BofA Warns Iran Deal May Not Be Dovish for Fed
Bank of America Securities warned that a potential U.S.-Iran peace deal may not deliver the interest rate relief that Treasury markets priced in, as moderately higher oil prices could push the Fed toward hikes rather than cuts.
BofA Warns Iran Deal May Not Be Dovish for Fed
Bank of America Securities said in a recent note that a potential U.S.-Iran peace deal may not deliver the interest rate relief that Treasury markets priced in Thursday, warning that moderately higher oil prices could push the Federal Reserve toward hikes rather than cuts.
Analyst Rationale
BofA analysts argue that markets may be overly optimistic about the deal's impact on rates.

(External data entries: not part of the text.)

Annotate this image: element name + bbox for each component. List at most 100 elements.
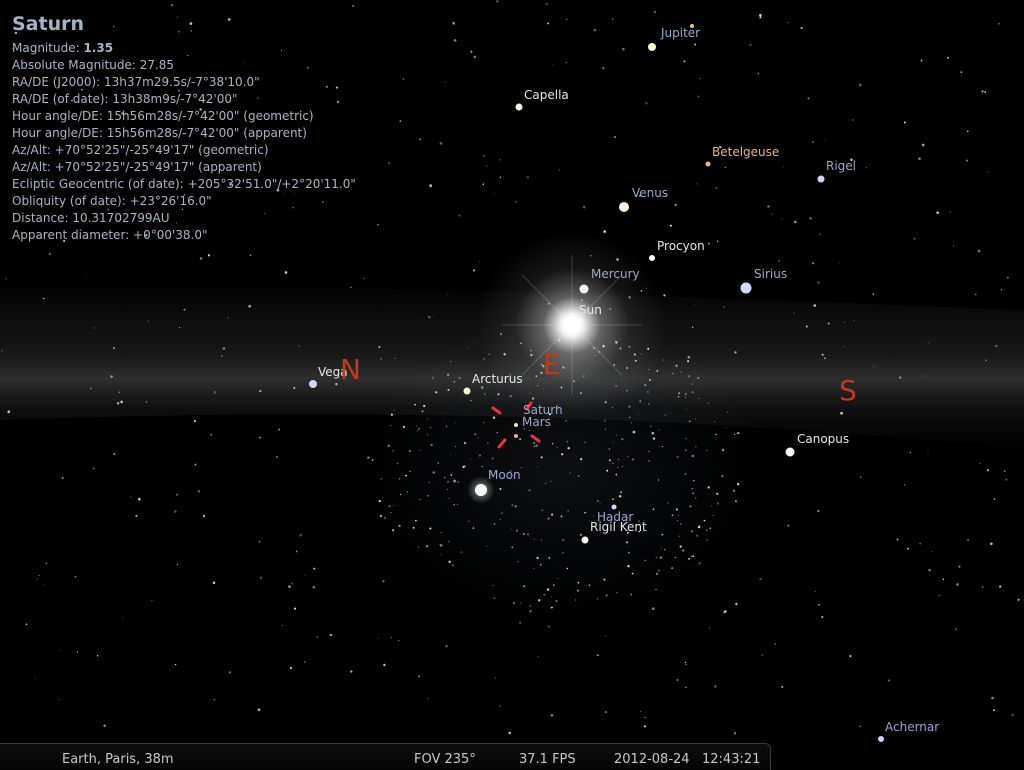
background-star	[580, 457, 583, 461]
background-star	[927, 450, 929, 452]
background-star	[621, 438, 624, 441]
background-star	[547, 625, 550, 628]
background-star	[695, 418, 697, 420]
info-line: Ecliptic Geocentric (of date): +205°32'5…	[12, 177, 356, 191]
background-star	[678, 392, 681, 395]
background-star	[316, 636, 318, 638]
background-star	[367, 456, 370, 460]
background-star	[984, 91, 987, 94]
background-star	[707, 402, 710, 404]
background-star	[613, 136, 617, 139]
label-arcturus[interactable]: Arcturus	[472, 372, 523, 386]
label-betelgeuse[interactable]: Betelgeuse	[712, 145, 779, 159]
label-moon[interactable]: Moon	[488, 468, 521, 482]
background-star	[778, 259, 781, 262]
background-star	[691, 383, 693, 385]
label-sun[interactable]: Sun	[579, 303, 602, 317]
background-star	[416, 430, 419, 432]
background-star	[723, 306, 725, 308]
background-star	[774, 643, 776, 645]
background-star	[291, 582, 294, 585]
background-star	[652, 508, 655, 510]
background-star	[627, 551, 630, 554]
background-star	[657, 479, 660, 481]
background-star	[398, 477, 401, 480]
background-star	[379, 357, 383, 360]
background-star	[455, 445, 457, 447]
label-sirius[interactable]: Sirius	[754, 267, 787, 281]
background-star	[583, 512, 586, 514]
background-star	[689, 505, 692, 508]
background-star	[993, 498, 996, 500]
background-star	[448, 540, 450, 543]
label-canopus[interactable]: Canopus	[797, 432, 849, 446]
label-venus[interactable]: Venus	[632, 186, 668, 200]
info-line: Az/Alt: +70°52'25"/-25°49'17" (geometric…	[12, 143, 269, 157]
status-location[interactable]: Earth, Paris, 38m	[62, 752, 174, 767]
background-star	[566, 567, 569, 570]
background-star	[676, 678, 679, 682]
background-star	[627, 455, 629, 457]
betelgeuse-dot	[705, 161, 711, 167]
background-star	[602, 345, 605, 348]
background-star	[603, 419, 606, 422]
background-star	[697, 376, 700, 379]
background-star	[621, 47, 625, 51]
background-star	[284, 271, 288, 274]
background-star	[439, 543, 441, 545]
background-star	[523, 585, 526, 588]
background-star	[562, 551, 564, 554]
status-date[interactable]: 2012-08-24	[614, 752, 690, 767]
background-star	[853, 319, 855, 322]
label-mercury[interactable]: Mercury	[591, 267, 640, 281]
jupiter-dot	[648, 43, 656, 51]
background-star	[812, 262, 815, 265]
background-star	[376, 223, 379, 226]
background-star	[1005, 478, 1008, 481]
background-star	[482, 154, 485, 157]
background-star	[390, 637, 392, 639]
background-star	[918, 157, 921, 160]
background-star	[499, 176, 502, 178]
background-star	[380, 478, 382, 480]
background-star	[550, 480, 552, 482]
label-jupiter[interactable]: Jupiter	[661, 26, 700, 40]
label-rigil-kent[interactable]: Rigil Kent	[590, 520, 647, 534]
background-star	[444, 81, 446, 83]
background-star	[695, 497, 697, 499]
arcturus-dot	[463, 387, 471, 395]
background-star	[391, 449, 394, 452]
background-star	[597, 654, 599, 657]
label-procyon[interactable]: Procyon	[657, 239, 705, 253]
background-star	[625, 389, 628, 392]
background-star	[688, 420, 691, 423]
background-star	[942, 578, 945, 581]
label-achernar[interactable]: Achernar	[885, 720, 939, 734]
background-star	[958, 565, 961, 568]
label-capella[interactable]: Capella	[524, 88, 569, 102]
label-rigel[interactable]: Rigel	[826, 159, 856, 173]
background-star	[582, 375, 585, 378]
background-star	[706, 539, 708, 541]
status-time[interactable]: 12:43:21	[702, 752, 760, 767]
label-mars[interactable]: Mars	[522, 415, 551, 429]
background-star	[419, 449, 421, 451]
background-star	[511, 528, 513, 530]
background-star	[612, 407, 613, 409]
background-star	[981, 90, 984, 93]
background-star	[213, 390, 217, 394]
background-star	[669, 224, 672, 227]
background-star	[582, 205, 586, 209]
background-star	[281, 624, 283, 626]
background-star	[513, 602, 515, 604]
background-star	[352, 4, 355, 7]
background-star	[632, 430, 636, 434]
background-star	[378, 346, 381, 348]
background-star	[633, 353, 636, 356]
background-star	[606, 469, 609, 472]
background-star	[707, 242, 710, 245]
background-star	[393, 504, 395, 506]
background-star	[7, 410, 11, 414]
background-star	[995, 344, 998, 348]
info-line: Az/Alt: +70°52'25"/-25°49'17" (apparent)	[12, 160, 262, 174]
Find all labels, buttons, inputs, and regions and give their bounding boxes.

Instead of significantly lowering oil prices, the deal could lead to a moderate rise due to improved economic outlook and higher demand. This increase, though modest, could add inflationary pressure, preventing the Fed from cutting rates and possibly prompting tightening.
Context
The warning comes after Treasury markets priced in rate cut expectations on Thursday, fueled by hopes of a peace deal. However, BofA believes this pricing may be excessive, especially if the deal stabilizes oil supply and leads to a slight price increase.
What to Make of It
The Fed's future path remains dependent on inflation and growth data, not just geopolitical developments. Investors should be cautious about overpricing rate cuts based on isolated events.